Medea and Hero soon lose each other in the fog at the palace, though they appear to still be in the same hallway near Aegeus' bedroom. Aegeus has also disappeared. Ariadne manifests and asks Hero why he left her; nearby, Alcimenes guilt-trips Medea some more. Ariadne asks Hero to come back with her, before the fog lifts. He can't, he weeps. He'll find her soon. She and Alcimenes both inveigle the living to kiss them, to entrap them in the world of the dead. Hero and Medea each almost fall for it, and Hero settles down for a dangerous snuggle with Ariadne before she returns to the underworld.

The priest reports that many of the Minoans have gotten scared of the fog and deserted. Those remaining may mutiny against Minos; he should avoid rallying (or punishing) the troops until the fog settles. Minos unsheathes his sword anyway. Oracle tells him his dead father is waiting outside for him, and he drops the sword and drifts towards the door.

Daedalus comes upon Icarus staring wistfully at the sun. He misses it. It's so cold down below. Daedalus starts to lead him out of the fog, but that soon devolves into Icarus Eeyoring that he died trying to live up to his father's expectations. He's mollified somewhat by Daedalus having saved the feather Icarus gave him, the one that inspired the ill-fated wings, but he breaks it into pieces and wonders what good Daedalus' genius is if it's confined to Minos' whims. Daedalus wails that he'd trade his life for Icarus's. Icarus takes his hand and says that for once Daedalus will follow him.

Hero promises to put things right, but Ariadne doesn't need his word; she needs his touch. She straddles him and pants about having him inside her. Blech. At the last moment, he pushes her away; he can't Do It with her in his father's bed. Fortunately she vanishes.

For whatever reason, Hero and Medea, who's ranting at the missing Aegeus to stop hiding under the bed, both figure out at the same time that the sword is under or in the throne. Each rushes to the throne room, and tries to dislodge the heavy stone chair (at the same time, but they're not together thanks to the ghost fog). In his fog timeline, Hero moves it a few inches, reaches into the hole underneath, and pulls out an old sword. "Put it back," Aegeus spits. Hero explains the solution to the riddle (which makes no sense, so we won't bother repeating it), and Aegeus grouses that Hero's taken everything of his, and picks up a spear. Either Hero puts it back or Aegeus will.

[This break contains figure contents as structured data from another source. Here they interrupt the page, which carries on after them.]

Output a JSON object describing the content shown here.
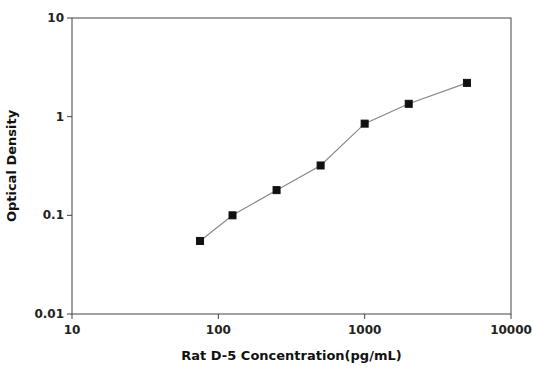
{
  "chart_data": {
    "type": "line",
    "x": [
      75,
      125,
      250,
      500,
      1000,
      2000,
      5000
    ],
    "values": [
      0.055,
      0.1,
      0.18,
      0.32,
      0.85,
      1.35,
      2.2
    ],
    "xlabel": "Rat D-5 Concentration(pg/mL)",
    "ylabel": "Optical Density",
    "xlim": [
      10,
      10000
    ],
    "ylim": [
      0.01,
      10
    ],
    "xticks": [
      10,
      100,
      1000,
      10000
    ],
    "yticks": [
      0.01,
      0.1,
      1,
      10
    ],
    "log": true,
    "grid": false,
    "color": "#888888",
    "marker": "square"
  }
}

Unlikely, in our opinion, and sure enough, when they begin sparring, Aegeus promptly gets his weapon stuck in a load-bearing column and has to kick his way free. He manages to clock Hero in the knee, but Hero soon guts him.

The fog clears, and Medea spots them on the ground. She rushes over and tells Aegeus to stay still. He's a great king, she sobs. Aegeus responds to that BS by dying. Go figure. His body dematerializes, and the fog recedes, slamming the doors behind it -- but then a frost begins to cover the throne room. Hero and Medea shiver as Hero apologizes, but Medea's encouraging: Hero's now sacrificed his heritage, as he's meant to.

Icarus leads Daedalus to the doorway under the golden apple. They have much to look forward to; he's proud of Daedalus. But the fog begins to dissipate around them. Daedalus finds himself alone and runs into the tomb to reach in after Icarus, but the lid closes.

As the priest and Oracle deduce that the snow falling around Minos's tent is Boreas's doing, Hero yanks on the frozen doors of the throne room, in vain. If they can't find a way out, they'll freeze to death.